O-GlcNAc modification differentially regulates microtubule binding and pathological conformations of tau isoforms in vitro
Mohammed M. Alhadidy, Paul M. Stemmer, Nicholas M. Kanaan
Abstract
Tau proteins undergo several posttranslational modifications in physiological and disease conditions. In Alzheimer's disease, O-GlcNAcylation modification of serine/threonine (S/T) residues in tau is reduced. In mouse models of tauopathy, O-GlcNAcase inhibitors lead to increased O-GlcNAcylation and decreased filamentous aggregates of tau. However, various nonfilamentous tau conformations, linked to toxicity and neurodegeneration in tauopathies, involve processes like oligomerization, misfolding, and greater exposure of the phosphatase-activating domain in the amino terminus of tau. Additionally, it is becoming clearer that posttranslational modifications may differently regulate tau pathobiology in an isoform-dependent manner. Therefore, it is crucial to investigate the effects of O-GlcNAcylation on nonfilamentous conformations of both the four-repeat (4R, e.g., hT40) and three-repeat (3R, e.g., hT39) tau isoforms. In this study, we assessed how O-GlcNAcylation impacts pathological tau conformations of the longest 4R and 3R tau isoforms (hT40 and hT39, respectively) using recombinant proteins. Mass spectrometry showed that tau is modified with O-GlcNAc at multiple S/T residues, primarily in the proline-rich domain and the C-terminal region. O-GlcNAcylation of hT40 and hT39 does not affect microtubule polymerization but has opposite effects on hT40 (increases) and hT39 (decreases) binding to preformed microtubules.

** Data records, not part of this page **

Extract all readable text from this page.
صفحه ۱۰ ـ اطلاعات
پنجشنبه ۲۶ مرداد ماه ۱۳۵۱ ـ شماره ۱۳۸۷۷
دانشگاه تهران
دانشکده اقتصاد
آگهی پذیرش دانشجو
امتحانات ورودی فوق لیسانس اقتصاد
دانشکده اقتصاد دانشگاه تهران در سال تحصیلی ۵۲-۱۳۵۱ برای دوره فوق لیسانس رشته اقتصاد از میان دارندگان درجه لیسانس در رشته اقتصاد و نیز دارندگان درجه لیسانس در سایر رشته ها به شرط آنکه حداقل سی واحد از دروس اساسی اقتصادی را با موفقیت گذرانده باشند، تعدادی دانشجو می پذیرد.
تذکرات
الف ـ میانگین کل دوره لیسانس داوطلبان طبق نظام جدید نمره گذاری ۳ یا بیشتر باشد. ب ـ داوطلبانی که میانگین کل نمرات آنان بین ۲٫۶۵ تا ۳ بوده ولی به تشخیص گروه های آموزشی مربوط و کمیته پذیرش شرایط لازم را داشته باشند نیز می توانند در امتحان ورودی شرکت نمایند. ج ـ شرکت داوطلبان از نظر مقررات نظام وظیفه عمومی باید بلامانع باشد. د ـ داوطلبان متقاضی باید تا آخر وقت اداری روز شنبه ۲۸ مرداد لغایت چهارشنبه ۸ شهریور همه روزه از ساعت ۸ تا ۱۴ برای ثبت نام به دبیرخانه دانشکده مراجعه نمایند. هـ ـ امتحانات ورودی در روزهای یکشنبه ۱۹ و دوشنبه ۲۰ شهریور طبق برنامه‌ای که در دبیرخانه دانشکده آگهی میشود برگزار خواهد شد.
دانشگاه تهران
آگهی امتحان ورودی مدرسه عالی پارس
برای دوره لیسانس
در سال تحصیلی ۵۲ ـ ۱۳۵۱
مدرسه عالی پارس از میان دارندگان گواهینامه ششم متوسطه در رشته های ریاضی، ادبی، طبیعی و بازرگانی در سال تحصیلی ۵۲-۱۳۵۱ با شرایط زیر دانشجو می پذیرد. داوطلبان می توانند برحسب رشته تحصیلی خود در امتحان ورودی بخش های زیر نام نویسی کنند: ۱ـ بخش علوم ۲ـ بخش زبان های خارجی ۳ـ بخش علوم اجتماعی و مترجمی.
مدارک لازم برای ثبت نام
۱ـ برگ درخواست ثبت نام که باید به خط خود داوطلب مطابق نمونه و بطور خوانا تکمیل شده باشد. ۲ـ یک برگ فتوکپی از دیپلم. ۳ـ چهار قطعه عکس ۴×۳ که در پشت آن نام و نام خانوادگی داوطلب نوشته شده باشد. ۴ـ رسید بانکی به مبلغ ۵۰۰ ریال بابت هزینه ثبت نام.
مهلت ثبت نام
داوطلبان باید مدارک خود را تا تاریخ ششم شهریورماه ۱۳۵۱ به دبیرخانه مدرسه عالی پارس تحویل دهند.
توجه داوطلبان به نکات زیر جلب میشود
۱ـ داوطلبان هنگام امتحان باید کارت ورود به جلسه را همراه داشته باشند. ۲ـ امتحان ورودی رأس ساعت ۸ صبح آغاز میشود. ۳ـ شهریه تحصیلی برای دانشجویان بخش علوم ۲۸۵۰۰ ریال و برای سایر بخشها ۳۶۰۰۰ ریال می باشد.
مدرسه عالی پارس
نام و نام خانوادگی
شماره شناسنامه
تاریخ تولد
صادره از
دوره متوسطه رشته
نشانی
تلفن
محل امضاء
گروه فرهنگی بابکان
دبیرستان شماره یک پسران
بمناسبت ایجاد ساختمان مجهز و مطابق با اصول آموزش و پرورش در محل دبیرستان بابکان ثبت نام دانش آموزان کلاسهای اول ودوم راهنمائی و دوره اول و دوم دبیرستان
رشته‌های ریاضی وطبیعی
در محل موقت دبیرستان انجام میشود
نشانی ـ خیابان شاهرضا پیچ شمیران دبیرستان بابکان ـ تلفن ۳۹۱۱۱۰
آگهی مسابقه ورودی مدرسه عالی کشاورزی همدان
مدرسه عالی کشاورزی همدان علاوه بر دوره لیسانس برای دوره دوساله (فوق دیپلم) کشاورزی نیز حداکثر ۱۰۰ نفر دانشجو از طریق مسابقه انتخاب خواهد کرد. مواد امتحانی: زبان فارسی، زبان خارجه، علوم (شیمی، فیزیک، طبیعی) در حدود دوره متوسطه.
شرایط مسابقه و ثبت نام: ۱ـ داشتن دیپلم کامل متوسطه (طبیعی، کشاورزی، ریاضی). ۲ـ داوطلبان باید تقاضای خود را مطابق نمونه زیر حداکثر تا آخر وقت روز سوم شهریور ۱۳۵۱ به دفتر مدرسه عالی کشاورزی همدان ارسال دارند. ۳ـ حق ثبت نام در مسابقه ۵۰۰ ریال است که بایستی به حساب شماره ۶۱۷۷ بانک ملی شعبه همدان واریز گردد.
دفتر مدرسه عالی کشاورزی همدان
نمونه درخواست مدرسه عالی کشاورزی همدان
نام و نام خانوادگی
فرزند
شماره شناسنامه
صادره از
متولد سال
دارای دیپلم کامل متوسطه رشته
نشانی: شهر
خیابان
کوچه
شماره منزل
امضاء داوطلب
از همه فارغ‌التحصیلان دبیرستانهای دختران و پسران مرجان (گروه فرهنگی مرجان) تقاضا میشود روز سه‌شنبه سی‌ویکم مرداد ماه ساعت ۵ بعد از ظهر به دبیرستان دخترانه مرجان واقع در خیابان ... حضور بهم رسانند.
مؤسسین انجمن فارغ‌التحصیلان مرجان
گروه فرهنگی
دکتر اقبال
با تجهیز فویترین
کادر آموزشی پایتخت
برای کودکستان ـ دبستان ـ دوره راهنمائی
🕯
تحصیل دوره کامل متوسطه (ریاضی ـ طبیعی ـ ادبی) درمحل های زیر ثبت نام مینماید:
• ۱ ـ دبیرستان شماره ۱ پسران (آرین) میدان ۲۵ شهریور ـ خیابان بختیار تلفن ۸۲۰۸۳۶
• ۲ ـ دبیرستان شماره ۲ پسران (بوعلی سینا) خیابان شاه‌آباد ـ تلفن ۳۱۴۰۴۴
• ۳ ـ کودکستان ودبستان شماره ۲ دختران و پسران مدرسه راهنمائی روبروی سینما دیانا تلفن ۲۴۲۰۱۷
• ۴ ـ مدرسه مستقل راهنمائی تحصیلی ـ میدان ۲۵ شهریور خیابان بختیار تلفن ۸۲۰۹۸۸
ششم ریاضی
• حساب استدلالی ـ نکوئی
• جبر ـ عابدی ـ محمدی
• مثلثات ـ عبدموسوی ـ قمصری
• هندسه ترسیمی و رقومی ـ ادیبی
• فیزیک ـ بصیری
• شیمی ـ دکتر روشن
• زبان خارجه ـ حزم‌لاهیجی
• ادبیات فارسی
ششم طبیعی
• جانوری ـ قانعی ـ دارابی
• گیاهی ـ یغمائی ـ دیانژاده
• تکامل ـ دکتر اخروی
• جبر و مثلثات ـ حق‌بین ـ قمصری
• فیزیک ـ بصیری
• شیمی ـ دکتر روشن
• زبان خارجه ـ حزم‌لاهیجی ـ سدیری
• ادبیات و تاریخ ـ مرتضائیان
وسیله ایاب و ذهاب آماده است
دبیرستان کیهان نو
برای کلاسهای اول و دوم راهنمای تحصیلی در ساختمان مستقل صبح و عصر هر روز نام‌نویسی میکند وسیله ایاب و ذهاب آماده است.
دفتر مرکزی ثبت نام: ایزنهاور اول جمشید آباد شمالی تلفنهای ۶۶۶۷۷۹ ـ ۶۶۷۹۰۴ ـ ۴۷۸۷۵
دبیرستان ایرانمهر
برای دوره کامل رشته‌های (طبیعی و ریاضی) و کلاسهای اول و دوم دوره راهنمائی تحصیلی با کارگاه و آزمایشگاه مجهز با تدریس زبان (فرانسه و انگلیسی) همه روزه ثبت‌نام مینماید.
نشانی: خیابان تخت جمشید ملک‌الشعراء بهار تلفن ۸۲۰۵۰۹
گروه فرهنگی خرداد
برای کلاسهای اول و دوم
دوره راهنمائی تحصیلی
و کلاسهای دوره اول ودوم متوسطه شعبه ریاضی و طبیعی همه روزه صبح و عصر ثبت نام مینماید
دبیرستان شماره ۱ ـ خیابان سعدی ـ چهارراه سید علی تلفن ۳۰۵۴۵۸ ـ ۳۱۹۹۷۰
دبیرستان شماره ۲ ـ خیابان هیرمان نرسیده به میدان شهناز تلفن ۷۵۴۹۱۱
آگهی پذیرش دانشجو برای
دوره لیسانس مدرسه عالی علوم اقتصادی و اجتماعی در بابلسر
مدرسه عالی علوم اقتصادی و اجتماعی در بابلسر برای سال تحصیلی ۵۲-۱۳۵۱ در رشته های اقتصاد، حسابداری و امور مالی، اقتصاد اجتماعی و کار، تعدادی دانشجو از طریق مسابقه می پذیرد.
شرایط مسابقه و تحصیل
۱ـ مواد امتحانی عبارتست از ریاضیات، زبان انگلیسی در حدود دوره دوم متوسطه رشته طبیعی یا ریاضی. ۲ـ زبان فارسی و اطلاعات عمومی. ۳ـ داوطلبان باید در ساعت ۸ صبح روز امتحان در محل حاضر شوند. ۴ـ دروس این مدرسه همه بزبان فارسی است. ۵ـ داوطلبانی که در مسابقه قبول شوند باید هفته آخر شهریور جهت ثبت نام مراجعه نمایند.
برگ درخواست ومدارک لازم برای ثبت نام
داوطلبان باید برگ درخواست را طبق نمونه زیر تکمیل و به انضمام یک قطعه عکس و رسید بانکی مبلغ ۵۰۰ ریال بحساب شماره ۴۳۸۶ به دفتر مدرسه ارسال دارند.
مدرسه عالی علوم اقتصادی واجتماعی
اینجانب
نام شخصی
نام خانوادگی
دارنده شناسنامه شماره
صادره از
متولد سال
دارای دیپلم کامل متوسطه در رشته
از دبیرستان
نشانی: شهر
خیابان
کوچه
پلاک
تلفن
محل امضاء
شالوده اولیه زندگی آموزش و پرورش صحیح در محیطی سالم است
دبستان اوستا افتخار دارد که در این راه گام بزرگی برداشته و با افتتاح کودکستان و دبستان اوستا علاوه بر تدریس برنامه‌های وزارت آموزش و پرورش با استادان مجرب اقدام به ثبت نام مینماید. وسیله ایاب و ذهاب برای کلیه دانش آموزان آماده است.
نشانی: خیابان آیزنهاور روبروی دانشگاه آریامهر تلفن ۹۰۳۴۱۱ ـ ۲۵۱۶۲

Although O-GlcNAcylation interferes with forming filamentous hT40 aggregates, it does not alter the formation of pathological nonfilamentous tau conformations. On the other hand, O-GlcNAcylation increases the formation of pathological nonfilamentous hT39 conformations. These findings suggest that O-GlcNAcylation differentially modulates microtubule binding and the adoption of pathological tau conformations in the longest 4R and 3R tau isoforms.